I will not be going back to my parents’ this summer, and I couldn’t be happier. Most of DeKalb slows down in the summer, and there’s little traffic, little noise and the B.O. of people who shower once a semester goes away. It can be boring at times, but I will take that over living with my parents.

It’s not that I don’t like my parents. I just remember a few embarrassing moments I’d rather not relive. Does anyone recall watching a PG-13 or R-rated movie with your parents and having a sexual or nude scene come on? I remember it all too well, and the awkwardness that goes with it; especially when your father becomes noticeably aroused by the situation on the television.

Thankfully, I don’t have to worry about that problem anymore. My father had a series of elaborate surgeries and afterwards was, shall we say, a changed man. He was kind enough to share his tales of impotence with me while I was driving him to the doctor. I didn’t want to hear about it, but I suppose he thought we could bond.

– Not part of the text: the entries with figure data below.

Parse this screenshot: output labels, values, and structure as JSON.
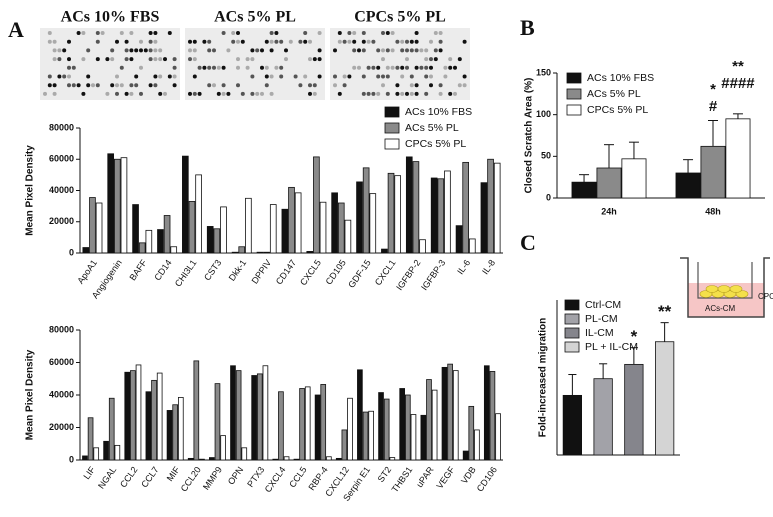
{
  "panel_labels": [
    "A",
    "B",
    "C"
  ],
  "array_labels": [
    "ACs 10% FBS",
    "ACs 5% PL",
    "CPCs 5% PL"
  ],
  "chart_data": [
    {
      "type": "bar",
      "ylabel": "Mean Pixel Density",
      "categories": [
        "ApoA1",
        "Angiogenin",
        "BAFF",
        "CD14",
        "CHI3L1",
        "CST3",
        "Dkk-1",
        "DPPIV",
        "CD147",
        "CXCL5",
        "CD105",
        "GDF-15",
        "CXCL1",
        "IGFBP-2",
        "IGFBP-3",
        "IL-6",
        "IL-8"
      ],
      "series": [
        {
          "name": "ACs 10% FBS",
          "color": "#111111",
          "values": [
            3500,
            63500,
            31000,
            15000,
            62000,
            17000,
            500,
            500,
            28000,
            1000,
            38500,
            45500,
            2500,
            61500,
            48000,
            17500,
            45000
          ]
        },
        {
          "name": "ACs 5% PL",
          "color": "#8a8a8a",
          "values": [
            35500,
            60000,
            6500,
            24000,
            33000,
            15500,
            4000,
            500,
            42000,
            61500,
            32000,
            54500,
            51000,
            58500,
            47500,
            58000,
            60000
          ]
        },
        {
          "name": "CPCs 5% PL",
          "color": "#ffffff",
          "values": [
            32000,
            61000,
            14500,
            4000,
            50000,
            29500,
            35000,
            31000,
            38500,
            32500,
            21000,
            38000,
            49500,
            8500,
            52500,
            9000,
            57500
          ]
        }
      ],
      "ylim": [
        0,
        80000
      ],
      "yticks": [
        0,
        20000,
        40000,
        60000,
        80000
      ],
      "legend": "top-right"
    },
    {
      "type": "bar",
      "ylabel": "Mean Pixel Density",
      "categories": [
        "LIF",
        "NGAL",
        "CCL2",
        "CCL7",
        "MIF",
        "CCL20",
        "MMP9",
        "OPN",
        "PTX3",
        "CXCL4",
        "CCL5",
        "RBP-4",
        "CXCL12",
        "Serpin E1",
        "ST2",
        "THBS1",
        "uPAR",
        "VEGF",
        "VDB",
        "CD106"
      ],
      "series": [
        {
          "color": "#111111",
          "values": [
            2500,
            11500,
            54000,
            42000,
            30500,
            1000,
            1500,
            58000,
            52000,
            500,
            500,
            40000,
            1000,
            55500,
            41500,
            44000,
            27500,
            57000,
            5500,
            58000
          ]
        },
        {
          "color": "#8a8a8a",
          "values": [
            26000,
            38000,
            55000,
            49000,
            34000,
            61000,
            47000,
            55000,
            53000,
            42000,
            44000,
            46500,
            18500,
            29500,
            37500,
            40000,
            49500,
            59000,
            33000,
            54500
          ]
        },
        {
          "color": "#ffffff",
          "values": [
            7500,
            9000,
            58500,
            53500,
            38500,
            500,
            15000,
            7500,
            58000,
            2000,
            45000,
            2000,
            38000,
            30000,
            1500,
            28000,
            43000,
            55000,
            18500,
            28500
          ]
        }
      ],
      "ylim": [
        0,
        80000
      ],
      "yticks": [
        0,
        20000,
        40000,
        60000,
        80000
      ]
    },
    {
      "type": "bar",
      "ylabel": "Closed Scratch Area (%)",
      "categories": [
        "24h",
        "48h"
      ],
      "series": [
        {
          "name": "ACs 10% FBS",
          "color": "#111111",
          "values": [
            19,
            30
          ],
          "errors": [
            9,
            16
          ]
        },
        {
          "name": "ACs 5% PL",
          "color": "#8a8a8a",
          "values": [
            36,
            62
          ],
          "errors": [
            28,
            31
          ]
        },
        {
          "name": "CPCs 5% PL",
          "color": "#ffffff",
          "values": [
            47,
            95
          ],
          "errors": [
            20,
            6
          ]
        }
      ],
      "annotations": [
        "*",
        "#",
        "**",
        "####"
      ],
      "ylim": [
        0,
        150
      ],
      "yticks": [
        0,
        50,
        100,
        150
      ],
      "legend": "top-left"
    },
    {
      "type": "bar",
      "ylabel": "Fold-increased migration",
      "categories": [
        "Ctrl-CM",
        "PL-CM",
        "IL-CM",
        "PL + IL-CM"
      ],
      "colors": [
        "#111111",
        "#a2a2a8",
        "#85858c",
        "#d4d4d4"
      ],
      "values": [
        1.0,
        1.28,
        1.52,
        1.9
      ],
      "errors": [
        0.35,
        0.25,
        0.28,
        0.32
      ],
      "annotations": [
        "*",
        "**"
      ],
      "inset_labels": [
        "CPC",
        "ACs-CM"
      ],
      "ylim": [
        0,
        2.6
      ],
      "legend": "top-left"
    }
  ]
}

But having this knowledge may be better than the worry of coming home and having my parents … engaged. I am uncertain if anyone else assumes their parents conceived them through scientific, non-sexual means, but I know I don’t like thinking of my parents “doing the nasty.”

I am also fairly certain they don’t want to think about their children “taking one-eye to the optometrist” either. A few summers ago at home, my friend Matt and I were watching tennis on the television. We watched and commented with my mother sitting next to us. It was no big deal until a commercial break came on. It was very odd to watch a “Girls Gone Wild” commercial with my own mother. We sat in silence not looking at the television, but not really looking away. We immediately started talking about the next commercial when the torture ended.

Perhaps I was not so much a victim of having freedoms taken away as I was a victim of having my parents inflict their freedom on me. Which is still better than living in the basement office of their house, sorry Debbie.